Dean Michael, Mount Macedon
Worth reconsidering
We don’t wish “to deny the existence of Captain Cook” (“Valuing heritage”, 3/8), nor is it possible to do so. We can, however re-appraise his role in our history. (And he was a great navigator).
Bill Pell, Emerald
Losing sight of values
The plan by Cabrini hospital to upgrade its buildings and bypass the city of Stonnington, allowing the state government to decide on its plans, (“Neighbours angry as Cabrini bypasses council in growth bid”, 2/8) sounds like the rich v the richer. The objection by the residents in a neighbourhood known for Edwardian-era housing, and the comment that if you’re paying for private health insurance, you expect to be cared for in a single room, both smack of entitlement.
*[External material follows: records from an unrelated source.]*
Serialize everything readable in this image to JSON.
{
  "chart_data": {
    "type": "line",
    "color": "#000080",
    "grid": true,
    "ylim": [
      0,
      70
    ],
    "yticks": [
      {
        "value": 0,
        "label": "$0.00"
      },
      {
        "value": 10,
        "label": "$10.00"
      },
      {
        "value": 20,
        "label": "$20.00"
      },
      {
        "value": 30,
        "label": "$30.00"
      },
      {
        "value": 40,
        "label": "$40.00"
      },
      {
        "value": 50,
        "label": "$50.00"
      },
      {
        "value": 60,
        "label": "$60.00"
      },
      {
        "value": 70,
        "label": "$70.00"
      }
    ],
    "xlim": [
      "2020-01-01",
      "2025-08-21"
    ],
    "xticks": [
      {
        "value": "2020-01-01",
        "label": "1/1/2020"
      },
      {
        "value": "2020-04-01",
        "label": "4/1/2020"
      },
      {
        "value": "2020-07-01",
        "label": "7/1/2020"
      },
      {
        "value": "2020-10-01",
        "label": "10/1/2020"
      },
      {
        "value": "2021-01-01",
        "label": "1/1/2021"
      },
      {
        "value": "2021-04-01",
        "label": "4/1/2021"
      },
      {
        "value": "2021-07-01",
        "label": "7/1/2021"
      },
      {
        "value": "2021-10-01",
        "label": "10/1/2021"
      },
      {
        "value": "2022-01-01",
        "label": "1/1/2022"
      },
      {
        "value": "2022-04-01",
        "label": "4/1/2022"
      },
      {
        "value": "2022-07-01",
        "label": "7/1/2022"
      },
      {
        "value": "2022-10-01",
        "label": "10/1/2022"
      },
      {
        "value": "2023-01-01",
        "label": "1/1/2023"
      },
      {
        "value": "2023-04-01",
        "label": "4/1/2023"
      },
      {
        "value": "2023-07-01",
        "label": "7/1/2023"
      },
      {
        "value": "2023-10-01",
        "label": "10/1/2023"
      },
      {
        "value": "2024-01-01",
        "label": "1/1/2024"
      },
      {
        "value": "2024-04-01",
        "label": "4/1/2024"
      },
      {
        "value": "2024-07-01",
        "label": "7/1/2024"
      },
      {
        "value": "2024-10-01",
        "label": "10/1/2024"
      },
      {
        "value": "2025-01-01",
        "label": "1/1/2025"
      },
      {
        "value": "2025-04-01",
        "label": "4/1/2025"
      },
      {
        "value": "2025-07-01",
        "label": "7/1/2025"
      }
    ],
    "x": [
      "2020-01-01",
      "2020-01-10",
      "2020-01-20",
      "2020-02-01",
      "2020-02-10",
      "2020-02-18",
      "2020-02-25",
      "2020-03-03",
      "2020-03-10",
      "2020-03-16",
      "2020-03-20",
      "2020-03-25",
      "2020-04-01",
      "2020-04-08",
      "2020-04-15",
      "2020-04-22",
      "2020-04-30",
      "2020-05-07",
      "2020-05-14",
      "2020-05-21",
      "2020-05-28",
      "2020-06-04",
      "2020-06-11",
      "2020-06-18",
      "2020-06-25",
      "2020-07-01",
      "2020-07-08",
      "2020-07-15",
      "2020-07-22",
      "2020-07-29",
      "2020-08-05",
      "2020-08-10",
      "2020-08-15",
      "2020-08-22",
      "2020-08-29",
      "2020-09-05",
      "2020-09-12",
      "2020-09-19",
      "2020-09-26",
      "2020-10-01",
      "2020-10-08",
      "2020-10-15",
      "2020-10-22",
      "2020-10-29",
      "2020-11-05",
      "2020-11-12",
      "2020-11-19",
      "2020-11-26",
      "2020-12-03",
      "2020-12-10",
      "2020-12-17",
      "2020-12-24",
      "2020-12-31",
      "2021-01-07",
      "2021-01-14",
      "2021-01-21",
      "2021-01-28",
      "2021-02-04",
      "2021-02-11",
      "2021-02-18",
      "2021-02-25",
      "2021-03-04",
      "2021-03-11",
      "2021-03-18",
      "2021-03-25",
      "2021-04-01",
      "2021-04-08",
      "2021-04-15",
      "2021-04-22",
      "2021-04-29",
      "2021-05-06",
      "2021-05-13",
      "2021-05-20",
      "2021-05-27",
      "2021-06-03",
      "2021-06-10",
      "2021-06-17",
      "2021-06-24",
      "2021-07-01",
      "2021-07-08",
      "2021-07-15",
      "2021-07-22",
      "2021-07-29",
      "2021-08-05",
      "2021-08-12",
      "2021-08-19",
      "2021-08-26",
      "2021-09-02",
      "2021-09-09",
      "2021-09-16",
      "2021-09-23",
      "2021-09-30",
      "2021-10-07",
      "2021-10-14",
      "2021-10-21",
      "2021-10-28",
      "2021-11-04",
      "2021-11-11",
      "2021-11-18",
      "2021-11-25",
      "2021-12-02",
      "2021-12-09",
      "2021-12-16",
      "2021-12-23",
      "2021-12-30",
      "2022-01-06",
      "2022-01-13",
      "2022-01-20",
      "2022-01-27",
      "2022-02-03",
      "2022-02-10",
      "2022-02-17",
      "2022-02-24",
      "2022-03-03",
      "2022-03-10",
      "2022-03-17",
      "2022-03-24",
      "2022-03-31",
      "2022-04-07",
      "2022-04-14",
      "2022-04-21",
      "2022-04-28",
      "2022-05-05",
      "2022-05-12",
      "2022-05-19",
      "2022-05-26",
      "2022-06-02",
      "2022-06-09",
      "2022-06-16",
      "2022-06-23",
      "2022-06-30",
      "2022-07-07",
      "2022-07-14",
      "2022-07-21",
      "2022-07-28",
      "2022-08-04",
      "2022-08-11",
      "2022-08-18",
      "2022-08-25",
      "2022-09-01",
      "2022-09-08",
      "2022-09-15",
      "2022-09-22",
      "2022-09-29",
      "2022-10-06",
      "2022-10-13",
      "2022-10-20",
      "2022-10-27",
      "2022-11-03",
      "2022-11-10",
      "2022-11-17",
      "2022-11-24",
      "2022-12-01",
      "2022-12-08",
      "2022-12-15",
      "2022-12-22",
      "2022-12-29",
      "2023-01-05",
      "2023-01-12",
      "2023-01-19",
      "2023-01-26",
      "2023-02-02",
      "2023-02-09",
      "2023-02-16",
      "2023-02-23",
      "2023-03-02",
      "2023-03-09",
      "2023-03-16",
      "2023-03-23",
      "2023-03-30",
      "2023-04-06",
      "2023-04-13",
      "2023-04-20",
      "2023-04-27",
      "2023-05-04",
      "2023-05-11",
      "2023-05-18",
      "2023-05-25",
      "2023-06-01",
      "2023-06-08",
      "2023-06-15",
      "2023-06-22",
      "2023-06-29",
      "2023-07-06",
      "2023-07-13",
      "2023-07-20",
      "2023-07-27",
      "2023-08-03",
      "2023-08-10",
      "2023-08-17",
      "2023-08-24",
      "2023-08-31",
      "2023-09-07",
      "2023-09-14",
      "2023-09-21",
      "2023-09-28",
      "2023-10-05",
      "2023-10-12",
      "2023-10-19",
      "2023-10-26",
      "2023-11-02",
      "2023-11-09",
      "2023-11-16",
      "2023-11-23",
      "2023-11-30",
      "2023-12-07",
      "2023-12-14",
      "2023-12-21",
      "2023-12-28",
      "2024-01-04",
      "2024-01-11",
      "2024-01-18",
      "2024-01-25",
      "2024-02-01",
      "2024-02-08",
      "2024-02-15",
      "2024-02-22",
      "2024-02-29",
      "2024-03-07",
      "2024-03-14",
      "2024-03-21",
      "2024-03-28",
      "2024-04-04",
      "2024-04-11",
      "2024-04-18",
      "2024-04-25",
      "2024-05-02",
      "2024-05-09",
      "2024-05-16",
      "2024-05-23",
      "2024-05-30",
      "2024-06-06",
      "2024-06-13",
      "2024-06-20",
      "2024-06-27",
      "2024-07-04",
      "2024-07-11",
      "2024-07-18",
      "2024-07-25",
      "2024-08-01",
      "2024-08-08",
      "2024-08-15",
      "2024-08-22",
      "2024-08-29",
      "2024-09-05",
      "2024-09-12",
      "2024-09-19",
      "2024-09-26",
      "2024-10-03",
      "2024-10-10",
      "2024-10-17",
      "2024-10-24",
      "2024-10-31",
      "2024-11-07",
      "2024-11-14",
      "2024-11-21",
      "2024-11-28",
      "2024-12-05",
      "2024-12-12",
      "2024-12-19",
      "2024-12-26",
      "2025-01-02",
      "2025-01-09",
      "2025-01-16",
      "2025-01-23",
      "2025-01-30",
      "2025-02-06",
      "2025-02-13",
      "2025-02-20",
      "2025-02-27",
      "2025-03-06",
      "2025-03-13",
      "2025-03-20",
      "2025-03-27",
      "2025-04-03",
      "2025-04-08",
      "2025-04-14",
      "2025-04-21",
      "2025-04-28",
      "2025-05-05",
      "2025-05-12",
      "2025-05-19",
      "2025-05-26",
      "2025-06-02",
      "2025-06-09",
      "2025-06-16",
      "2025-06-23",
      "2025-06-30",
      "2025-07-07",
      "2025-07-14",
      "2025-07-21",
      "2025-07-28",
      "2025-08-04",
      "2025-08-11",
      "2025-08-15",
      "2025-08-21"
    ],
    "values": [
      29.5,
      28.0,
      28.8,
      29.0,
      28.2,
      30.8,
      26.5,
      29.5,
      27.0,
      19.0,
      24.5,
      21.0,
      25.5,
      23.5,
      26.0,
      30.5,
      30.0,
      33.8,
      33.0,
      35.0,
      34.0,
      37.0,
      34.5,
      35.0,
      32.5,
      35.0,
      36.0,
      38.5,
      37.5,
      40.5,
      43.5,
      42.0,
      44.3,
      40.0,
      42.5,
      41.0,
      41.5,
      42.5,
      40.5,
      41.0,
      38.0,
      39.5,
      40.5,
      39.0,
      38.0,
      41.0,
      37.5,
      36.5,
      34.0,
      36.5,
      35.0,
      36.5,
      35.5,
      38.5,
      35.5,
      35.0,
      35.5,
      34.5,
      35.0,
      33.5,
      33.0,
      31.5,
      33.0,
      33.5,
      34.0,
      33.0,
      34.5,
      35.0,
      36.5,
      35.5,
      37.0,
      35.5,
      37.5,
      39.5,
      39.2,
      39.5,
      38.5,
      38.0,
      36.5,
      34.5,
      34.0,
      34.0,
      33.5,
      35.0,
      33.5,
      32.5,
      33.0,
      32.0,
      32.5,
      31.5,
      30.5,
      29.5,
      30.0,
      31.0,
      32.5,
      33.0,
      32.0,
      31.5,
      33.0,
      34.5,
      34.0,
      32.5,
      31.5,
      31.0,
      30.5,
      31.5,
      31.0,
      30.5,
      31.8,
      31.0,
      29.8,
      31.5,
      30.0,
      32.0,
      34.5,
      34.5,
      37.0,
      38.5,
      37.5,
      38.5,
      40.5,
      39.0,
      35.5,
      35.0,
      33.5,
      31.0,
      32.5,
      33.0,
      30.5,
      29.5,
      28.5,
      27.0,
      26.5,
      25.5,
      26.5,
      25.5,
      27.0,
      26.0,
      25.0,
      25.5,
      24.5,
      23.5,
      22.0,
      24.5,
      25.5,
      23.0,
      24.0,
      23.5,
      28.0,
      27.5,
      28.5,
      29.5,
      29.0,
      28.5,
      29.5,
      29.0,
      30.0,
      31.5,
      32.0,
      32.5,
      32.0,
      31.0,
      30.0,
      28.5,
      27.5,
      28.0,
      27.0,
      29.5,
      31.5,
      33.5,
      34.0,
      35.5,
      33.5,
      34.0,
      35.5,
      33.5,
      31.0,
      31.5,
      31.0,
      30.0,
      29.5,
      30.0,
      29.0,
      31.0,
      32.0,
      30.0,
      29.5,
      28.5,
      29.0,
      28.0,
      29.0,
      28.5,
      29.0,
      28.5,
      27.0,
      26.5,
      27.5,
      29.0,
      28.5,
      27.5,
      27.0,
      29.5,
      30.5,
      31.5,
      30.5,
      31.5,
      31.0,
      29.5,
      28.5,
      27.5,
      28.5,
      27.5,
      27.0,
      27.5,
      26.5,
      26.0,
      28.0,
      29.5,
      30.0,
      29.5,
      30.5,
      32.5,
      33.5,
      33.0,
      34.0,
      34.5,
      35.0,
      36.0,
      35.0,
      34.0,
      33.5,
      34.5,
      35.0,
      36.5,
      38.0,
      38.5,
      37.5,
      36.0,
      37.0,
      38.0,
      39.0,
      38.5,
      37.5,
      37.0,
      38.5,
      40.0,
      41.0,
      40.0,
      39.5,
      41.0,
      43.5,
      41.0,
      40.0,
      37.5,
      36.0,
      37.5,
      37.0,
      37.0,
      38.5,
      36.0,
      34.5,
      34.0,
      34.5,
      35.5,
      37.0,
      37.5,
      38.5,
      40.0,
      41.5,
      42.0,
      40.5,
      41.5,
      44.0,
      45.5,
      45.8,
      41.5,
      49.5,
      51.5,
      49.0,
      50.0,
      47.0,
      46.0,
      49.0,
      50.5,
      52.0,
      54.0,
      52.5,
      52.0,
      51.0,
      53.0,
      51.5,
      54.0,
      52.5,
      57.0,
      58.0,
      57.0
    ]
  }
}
I suspect the residents living close to Cabrini hospital will request for a single room if hospitalised. The reason for this expansion is to remain competitive in the healthcare system, but I wonder how far this current process has moved from the founder St Francis Xavier Cabrini, whose vision was to meet the health care needs of the community with compassion, integrity, courage and respect.
Julie Ottobre, Sorrento
AND ANOTHER THING
Credit: Illustration: Matt Golding
Donald Trump
The world is watching while one of the great democracies, the US, brings to account those who would try to break it by force. History is unfolding before our eyes.
Matthew Hamilton, Kew
If the president of the US is leader of the free world, perhaps the free world should have a say in their election. Clearly the American people can no longer be trusted to act responsibly.
Brian Kidd, Mt Waverley
Rail axed
There were promises, then non-core promises; and now we get evolving commitments.
Elizabeth Meredith, Surrey Hills
George Orwell would love the term “evolving commitment”; it could easily come from his Ministry of Truth.
Peter Farrar, Brighton East
Saying “commitments are always evolving over time” is like saying that a marriage is only a necessary step in the road to divorce.
Greg Malcher, Hepburn Springs
With Dan Andrews running Victoria, who needs to watch Utopia?
Ken Barnes, Glen Iris
I wonder how many contractors and tenderers will get something for nothing — at the public’s expense — from the latest round of Victorian government cancellations.
John Skaro, Malvern
Furthermore
I thought I was the only one who hates hearing “in terms of” in every second sentence these days. (Letters, 2/8) Now can we start on “reach out to”?
Yvonne Carr, Southbank
If for one day The Age didn’t publish stories about corruption in high places, the blank pages would make a useful writing pad.
Gerry Lonergan, Reservoir
Captain Cook’s cottage, fascinating as a kid, keep it. But why they build ugly statues is beyond me.
Cliff Ellen, Rye
Not bowling enough overs in an innings? How about you lose a player, at random, for the next innings.